Question 3.17: Refer to Figure 3–13. The square steel tube carries 130 kN o...
Refer to Figure 3–13. The square steel tube carries 130 kN of axial compressive force. Compute the compressive stress in the tube and the bearing stress between each mating surface. Consider the weight of the concrete pier to be 1500 N.
Given Load F = 130 000 N compression. Weight of pier = 1500 N. Geometry of members shown in Figure 3–13.
Analysis Tube: Use direct compressive stress formula. Bearing stresses: Use Equation (3–20) for each pair of mating surfaces.
\sigma_{b} = \frac{Applied load}{Bearing area} = \frac{F}{A_{b}} (3-20)
Results Compressive stress in the tube: (area = A = 1536 mm²)
σ = F/A = 130 000 N/1536 mm² = 84.6 N/mm²= 84.6 MPa
Bearing stress between tube and square plate: This will be equal in magnitude to the compressive stress in the tube because the cross-sectional area of the tube is the smallest area in contact with the plate. Then,
\sigma_{b} = 84.6 MPa
Bearing stress between plate and top of concrete pier: The bearing area is that of the square plate because it is the smallest area at the surface.

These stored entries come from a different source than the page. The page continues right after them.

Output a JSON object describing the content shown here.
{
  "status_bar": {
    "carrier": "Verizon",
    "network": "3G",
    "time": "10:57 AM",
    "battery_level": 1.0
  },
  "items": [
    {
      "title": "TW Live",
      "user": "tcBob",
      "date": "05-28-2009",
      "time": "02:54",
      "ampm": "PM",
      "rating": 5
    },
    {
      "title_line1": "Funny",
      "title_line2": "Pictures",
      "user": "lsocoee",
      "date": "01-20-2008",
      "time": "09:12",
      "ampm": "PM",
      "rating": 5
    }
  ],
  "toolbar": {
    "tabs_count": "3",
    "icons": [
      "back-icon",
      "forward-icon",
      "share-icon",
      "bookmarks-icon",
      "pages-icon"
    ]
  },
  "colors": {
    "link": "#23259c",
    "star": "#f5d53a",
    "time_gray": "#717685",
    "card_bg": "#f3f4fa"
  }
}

\sigma_{b} = F/A_{b} = 130 000N/(150 mm)² = 5.8 MPa
Bearing stress between the pier and the gravel: The bearing area is that of a square, 600 mm on a side. Add 1500 N for the weight of the pier.
\sigma_{b} = F/A_{b} = 131500/(600 mm)² = 0.37 N/mm² = 0.37 MPa = 370 kPa
Comment Allowable bearing stresses are discussed later.